Why is the covariance matrix from R's glm different to that from minitab's probit analysis

117 views Asked by At

Using the dataset in the R script below. The output from R binomial probit glm vcov function is different to that from Minitab's probit analysis variance covariance table. R Documentation for vcov says it returns the variance covariance table. The fitted model coefficients are the same (to 3 dp) but the covariance matrices are completely different. How can you get the same matrix output from R as you get from minitab or vice versa?

I had expected the tables from R and Minitab to be equal.

I asked Minitab support, with whom I have a paid for annual subscription, and got this unhelpful response:

"Thanks for your query. We are not in the position to comment on the method used in other applications. However, you will find the formula used in the page below.

https://support.minitab.com/en-us/minitab/21/help-and-how-to/statistical-modeling/reliability/how-to/probit-analysis/methods-and-formulas/equation/

Which points to a page containing the equation πj = c + (1 − c) g(β0 + xjβ) and nothing else - I was expecting something back about singular value decomposition or similar.

I only subscribe to Minitab for the support but it seems less than helpful these days, so I shall probably just use R instead.

From R

df<-data.frame(stimulus = c(0.615,0.634,0.655,0.675),
   success = c(0,3,3,2),
   failure = c(5,4,3,0))
fm <- glm(cbind(success,failure)~stimulus,data=df,
    family=binomial("probit"))
coef(fm)

(Intercept)    stimulus 
  -29.68637    45.89187 

vcov(fm)
            (Intercept)  stimulus
(Intercept)    156.9548 -244.3060
stimulus      -244.3060  380.5229 

From Minitab

same coefficients but different covariance matrix

Regression Table

Variable Coef Standard Error Z P
Constant -29.6864 13.1351 -2.26 0.024
stimulus 45.8920 20.4461 2.24 0.025

Natural
Response 0

Matrix VCCO1

172.531 -268.482
-268.482 418.044

1

There are 1 answers

0
Ben Bolker On

"The man with two watches never knows what time it is."

For what it's worth, glmmTMB — which uses a completely different fitting procedure from glm — gives a covariance matrix that is close to Minitab's.

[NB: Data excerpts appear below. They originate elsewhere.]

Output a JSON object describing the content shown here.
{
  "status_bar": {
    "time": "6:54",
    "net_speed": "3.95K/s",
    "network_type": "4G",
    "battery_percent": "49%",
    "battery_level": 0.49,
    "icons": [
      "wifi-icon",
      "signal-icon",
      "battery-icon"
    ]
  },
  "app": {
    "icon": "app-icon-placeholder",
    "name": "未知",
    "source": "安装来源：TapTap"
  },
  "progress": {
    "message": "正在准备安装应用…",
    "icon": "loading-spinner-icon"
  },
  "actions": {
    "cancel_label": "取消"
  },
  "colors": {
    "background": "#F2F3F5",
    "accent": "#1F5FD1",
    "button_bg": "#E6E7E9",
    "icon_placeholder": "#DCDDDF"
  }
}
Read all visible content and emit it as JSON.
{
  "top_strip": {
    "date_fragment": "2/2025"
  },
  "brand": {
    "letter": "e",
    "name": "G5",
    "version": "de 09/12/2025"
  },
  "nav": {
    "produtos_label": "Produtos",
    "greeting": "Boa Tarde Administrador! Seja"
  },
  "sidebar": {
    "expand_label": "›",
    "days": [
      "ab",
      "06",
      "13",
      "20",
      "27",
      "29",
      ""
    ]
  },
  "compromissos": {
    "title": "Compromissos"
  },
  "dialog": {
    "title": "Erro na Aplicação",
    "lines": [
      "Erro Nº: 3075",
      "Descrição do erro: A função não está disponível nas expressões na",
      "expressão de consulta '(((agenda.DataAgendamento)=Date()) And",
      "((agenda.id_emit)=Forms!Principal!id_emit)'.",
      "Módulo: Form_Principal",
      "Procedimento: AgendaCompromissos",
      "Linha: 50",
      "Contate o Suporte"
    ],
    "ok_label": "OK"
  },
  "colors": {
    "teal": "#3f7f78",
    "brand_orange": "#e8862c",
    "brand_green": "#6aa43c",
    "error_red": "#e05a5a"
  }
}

m_glm <- glm(cbind(success,failure)~stimulus,data=df,
      family=binomial("probit"))
library(glmmTMB)
m_tmb <- glmmTMB(cbind(success,failure)~stimulus,data=df,
      family=binomial("probit"))
vcov(m_tmb)
Conditional model:
            (Intercept)  stimulus
(Intercept)    172.5314 -268.4821
stimulus      -268.4821  418.0434

There is a bit more information on how the covariance matrix is computed for glm here ... It's not obvious to me why the values based on the QR decomposition from an iteratively reweighted least-squares solution (glm) would be different from values based on the estimated curvature of a log-likelihood surface (glmmTMB). I think it may have something to do with the fact that a probit link is non-canonical (the covariance matrices from glm and glmmTMB are nearly identical when we change to a canonical logit link). (I've asked a question on Cross Validated about this; Thomas Lumley confirmed in answer that the difference arises because glmmTMB/Minitab's covariance matrices are estimated based on the observed information while GLM uses the expected (Fisher) information.)

That said, you should also be careful with standard errors (sqrt(diag(vcov(...)))) as measures of uncertainty for GLM parameters, as they're only reliable for large data sets. The profile confidence intervals for glm and glmmTMB are very similar.

> confint.default(m_glm)
                2.5 %    97.5 %
(Intercept) -54.24111 -5.131622
stimulus      7.65886 84.124881
> confint(m_glm)
Waiting for profiling to be done...
                2.5 %   97.5 %
(Intercept) -59.70676 -6.66262
stimulus     10.01528 92.56096

> confint(m_tmb, method = "wald", estimate = FALSE) ## equiv. confint.default()
                 2.5 %    97.5 %
(Intercept) -55.430789 -3.942062
stimulus      5.818323 85.965601

> confint(m_tmb, method = "profile", estimate = FALSE) ## equiv. confint()
                2.5 %    97.5 %
(Intercept) -59.70642 -6.660542
stimulus     10.01219 92.560959